Organe des Vereins sind die Mitgliederversammlung und der Vorstand. Die Tätigkeit der Mitglieder ist ehrenamtlich.

 

§ 6 Mitgliederversammlung

(1) Die Mitgliederversammlung ist durch die Vorsitzende bzw. den Vorsitzenden oder seine Vertreterin bzw. seinem Vertreter im Amt mindestens einmal jährlich einzuberufen.

(2) Eine Einberufung erfolgt ferner, wenn sie vom Vorstand beschlossen oder zumindest von einem Zehntel der Mitglieder unter Angabe des Zwecks und derGründe schriftlich verlangt wird.

(3) Eine Einberufung erfolgt mit mindestens vierzehntägiger Frist durch schriftliche Einladung unter Mitteilung der Tagesordnung. Jedes Mitglied kann bis spätestens eine Woche vor dem Tag der Mitgliederversammlung beim Vorstand schriftlich beantragen, dass weitere Angelegenheiten nachträglich auf die Tagesordnung gesetzt werden. Der Versammlungsleiter hat zu Beginn der Mitgliederversammlung die Tagesordnung entsprechend zu ergänzen. Über Anträge auf Ergänzung der Tagesordnung, die erst in der Mitgliederversammlung gestellt werden, beschließt die Mitgliederversammlung. Zur Annahme des Antrages ist eine Mehrheit von drei Vierteln der abgegebenen gültigen Stimmen erforderlich.
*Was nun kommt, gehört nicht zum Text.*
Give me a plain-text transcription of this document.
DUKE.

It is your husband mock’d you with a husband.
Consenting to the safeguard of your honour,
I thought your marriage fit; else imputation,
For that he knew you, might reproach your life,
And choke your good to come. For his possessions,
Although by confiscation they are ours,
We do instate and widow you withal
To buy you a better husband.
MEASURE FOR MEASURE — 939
(4) Die Mitgliederversammlung ist beschlussfähig, wenn mindestens ein Zehntel aller Mitglieder anwesend sind. Ist eine Mitgliederversammlung nicht beschlussfähig, so kann zu einem innerhalb eines Monats liegenden Termins eine neue einberufen werden, die dann ohne Rücksicht auf die Zahl der Anwesenden beschlussfähig ist. In der Einladung ist dieser Umstand zu vermerken. Absatz 1 Satz 3 gilt entsprechend.

(5) Die Beschlussfassung erfolgt mit Mehrheit der abgegebenen Stimmen. Bei Stimmengleichheit ist ein Antrag abgelehnt. Enthaltungen gelten als nicht anwesend.

(6) Jedes anwesende Mitglied hat eine Stimme.

(7) Über die Mitgliederversammlung ist eine Niederschrift anzufertigen und vom Vorsitzenden bzw. von der Vorsitzenden oder seiner bzw. ihrer Vertretung und demSchriftführer/in bzw. Protokollführer/in zu unterzeichnen.